Abstract

By combining observations from satellite radar, body wave seismology and optical imagery, we have determined the fault segmentation and sequence of ruptures for the 2010 Mw 6.8 Yushu (China) earthquake. We have mapped the fault trace using displacements from SAR image matching, interferometric phase and coherence, and 2.5 m SPOT-5 satellite images. Modeling the event as an elastic dislocation with three segments fitted to the fault trace suggests that the southeast and northwest segments are near vertical, with the central segment dipping 70° to the southwest; slip occurs mainly in the upper 10 km, with a maximum slip of 1.5 m at a depth of 4 km on the southeastern segment.
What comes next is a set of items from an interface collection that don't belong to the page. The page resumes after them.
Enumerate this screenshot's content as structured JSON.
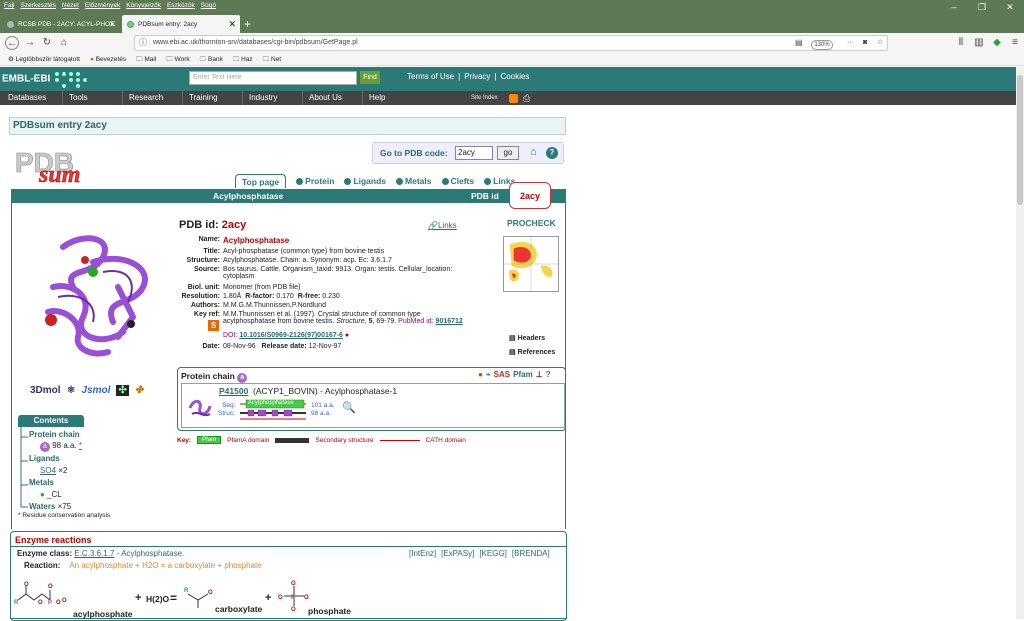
{
  "browser": {
    "menu": [
      "Fájl",
      "Szerkesztés",
      "Nézet",
      "Előzmények",
      "Könyvjelzők",
      "Eszközök",
      "Súgó"
    ],
    "tabs": [
      {
        "title": "RCSB PDB - 2ACY: ACYL-PHOS"
      },
      {
        "title": "PDBsum entry: 2acy"
      }
    ],
    "url": "www.ebi.ac.uk/thornton-srv/databases/cgi-bin/pdbsum/GetPage.pl",
    "zoom": "130%",
    "bookmarks": [
      "Legtöbbször látogatott",
      "Bevezetés",
      "Mail",
      "Work",
      "Bank",
      "Haz",
      "Net"
    ]
  },
  "ebi": {
    "logo": "EMBL-EBI",
    "search_placeholder": "Enter Text Here",
    "find": "Find",
    "links": [
      "Terms of Use",
      "|",
      "Privacy",
      "|",
      "Cookies"
    ],
    "nav": [
      "Databases",
      "Tools",
      "Research",
      "Training",
      "Industry",
      "About Us",
      "Help"
    ],
    "site_index": "Site Index"
  },
  "page": {
    "title": "PDBsum entry 2acy",
    "go_label": "Go to PDB code:",
    "go_value": "2acy",
    "go_button": "go",
    "tabs": [
      "Top page",
      "Protein",
      "Ligands",
      "Metals",
      "Clefts",
      "Links"
    ],
    "id_box": "2acy",
    "bar_left": "Acylphosphatase",
    "bar_right": "PDB id",
    "tools": [
      "3Dmol",
      "Jmol",
      "Jsmol",
      "Jmol",
      "Jmol"
    ],
    "pdb_id_label": "PDB id:",
    "pdb_id": "2acy",
    "links": "Links",
    "procheck": "PROCHECK",
    "headers": "Headers",
    "references": "References",
    "fields": {
      "name_k": "Name:",
      "name": "Acylphosphatase",
      "title_k": "Title:",
      "title": "Acyl-phosphatase (common type) from bovine testis",
      "structure_k": "Structure:",
      "structure": "Acylphosphatase. Chain: a. Synonym: acp. Ec: 3.6.1.7",
      "source_k": "Source:",
      "source": "Bos taurus. Cattle. Organism_taxid: 9913. Organ: testis. Cellular_location: cytoplasm",
      "biol_k": "Biol. unit:",
      "biol": "Monomer (from PDB file)",
      "res_k": "Resolution:",
      "res": "1.80Å",
      "rfactor_k": "R-factor:",
      "rfactor": "0.170",
      "rfree_k": "R-free:",
      "rfree": "0.230",
      "authors_k": "Authors:",
      "authors": "M.M.G.M.Thunnissen,P.Nordlund",
      "keyref_k": "Key ref:",
      "keyref_a": "M.M.Thunnissen et al. (1997). Crystal structure of common type acylphosphatase from bovine testis.",
      "keyref_journal": "Structure,",
      "keyref_vol": "5",
      "keyref_pages": ", 69-79.",
      "pubmed": "PubMed id:",
      "pubmed_id": "9016712",
      "doi_k": "DOI:",
      "doi": "10.1016/S0969-2126(97)00167-6",
      "date_k": "Date:",
      "date": "08-Nov-96",
      "release_k": "Release date:",
      "release": "12-Nov-97"
    },
    "chain": {
      "label": "Protein chain",
      "accession": "P41500",
      "entry": "(ACYP1_BOVIN)  -  Acylphosphatase-1",
      "seq": "Seq:",
      "struc": "Struc:",
      "domain": "Acylphosphatase",
      "seq_len": "101 a.a.",
      "struc_len": "98 a.a."
    },
    "key": {
      "label": "Key:",
      "pfam": "PfamA domain",
      "pfam_tag": "Pfam",
      "ss": "Secondary structure",
      "cath": "CATH domain"
    },
    "contents": {
      "header": "Contents",
      "protein_chain": "Protein chain",
      "chain_item": "98 a.a.",
      "chain_star": "*",
      "ligands": "Ligands",
      "so4": "SO4",
      "so4_count": "×2",
      "metals": "Metals",
      "cl": "_CL",
      "waters": "Waters",
      "waters_count": "×75",
      "note": "* Residue conservation analysis"
    },
    "enzyme": {
      "title": "Enzyme reactions",
      "class_label": "Enzyme class:",
      "ec": "E.C.3.6.1.7",
      "ec_name": "- Acylphosphatase.",
      "links": [
        "[IntEnz]",
        "[ExPASy]",
        "[KEGG]",
        "[BRENDA]"
      ],
      "reaction_label": "Reaction:",
      "reaction": "An acylphosphate + H2O = a carboxylate + phosphate",
      "mol1": "acylphosphate",
      "plus1": "+",
      "water": "H(2)O",
      "equals": "=",
      "mol2": "carboxylate",
      "plus2": "+",
      "mol3": "phosphate"
    }
  }
}
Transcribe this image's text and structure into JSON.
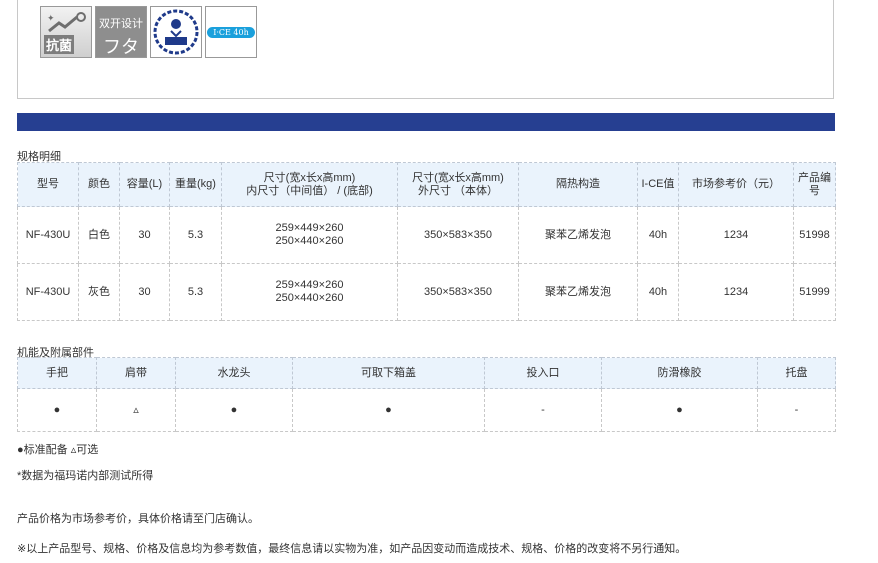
{
  "badges": [
    {
      "icon": "antibacterial-icon",
      "label": "抗菌"
    },
    {
      "icon": "double-lid-icon",
      "line1": "双开设计",
      "line2": "フタ"
    },
    {
      "icon": "heavy-load-icon"
    },
    {
      "icon": "ice-retention-icon",
      "label": "I·CE 40h"
    }
  ],
  "spec": {
    "title": "规格明细",
    "headers": [
      "型号",
      "颜色",
      "容量(L)",
      "重量(kg)",
      "尺寸(宽x长x高mm)",
      "内尺寸（中间值） / (底部)",
      "尺寸(宽x长x高mm)",
      "外尺寸 （本体）",
      "隔热构造",
      "I-CE值",
      "市场参考价（元）",
      "产品编号"
    ],
    "rows": [
      {
        "model": "NF-430U",
        "color": "白色",
        "capacity": "30",
        "weight": "5.3",
        "inner_1": "259×449×260",
        "inner_2": "250×440×260",
        "outer": "350×583×350",
        "insulation": "聚苯乙烯发泡",
        "ice": "40h",
        "price": "1234",
        "code": "51998"
      },
      {
        "model": "NF-430U",
        "color": "灰色",
        "capacity": "30",
        "weight": "5.3",
        "inner_1": "259×449×260",
        "inner_2": "250×440×260",
        "outer": "350×583×350",
        "insulation": "聚苯乙烯发泡",
        "ice": "40h",
        "price": "1234",
        "code": "51999"
      }
    ]
  },
  "features": {
    "title": "机能及附属部件",
    "headers": [
      "手把",
      "肩带",
      "水龙头",
      "可取下箱盖",
      "投入口",
      "防滑橡胶",
      "托盘"
    ],
    "values": [
      "●",
      "▵",
      "●",
      "●",
      "-",
      "●",
      "-"
    ]
  },
  "notes": {
    "legend": "●标准配备 ▵可选",
    "test": "*数据为福玛诺内部测试所得",
    "price": "产品价格为市场参考价，具体价格请至门店确认。",
    "disclaimer": "※以上产品型号、规格、价格及信息均为参考数值，最终信息请以实物为准，如产品因变动而造成技术、规格、价格的改变将不另行通知。"
  }
}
The maximum slip in the top 1 km (i.e., near surface) is up to 1.2 m, and inferred locations of significant surface rupture are consistent with displacements from SAR image matching and field observations. The radar interferograms show rupture over a distance of almost 80 km, much larger than initial seismological and field estimates of the length of the fault. Part of this difference can be attributed to slip on the northwestern segment of the fault being due to an Mw 6.1 aftershock two hours after the main event. The remaining difference can be explained by a non-uniform slip distribution with much of the moment release occurring at depths of less than 10 km. The rupture on the central and southeastern segments of the fault in the main shock propagated at a speed of 2.5 km/s southeastward toward the town of Yushu located at the end of this segment, accounting for the considerable building damage. Strain accumulation since the last earthquake on the fault segment beyond Yushu is equivalent to an Mw 6.5 earthquake.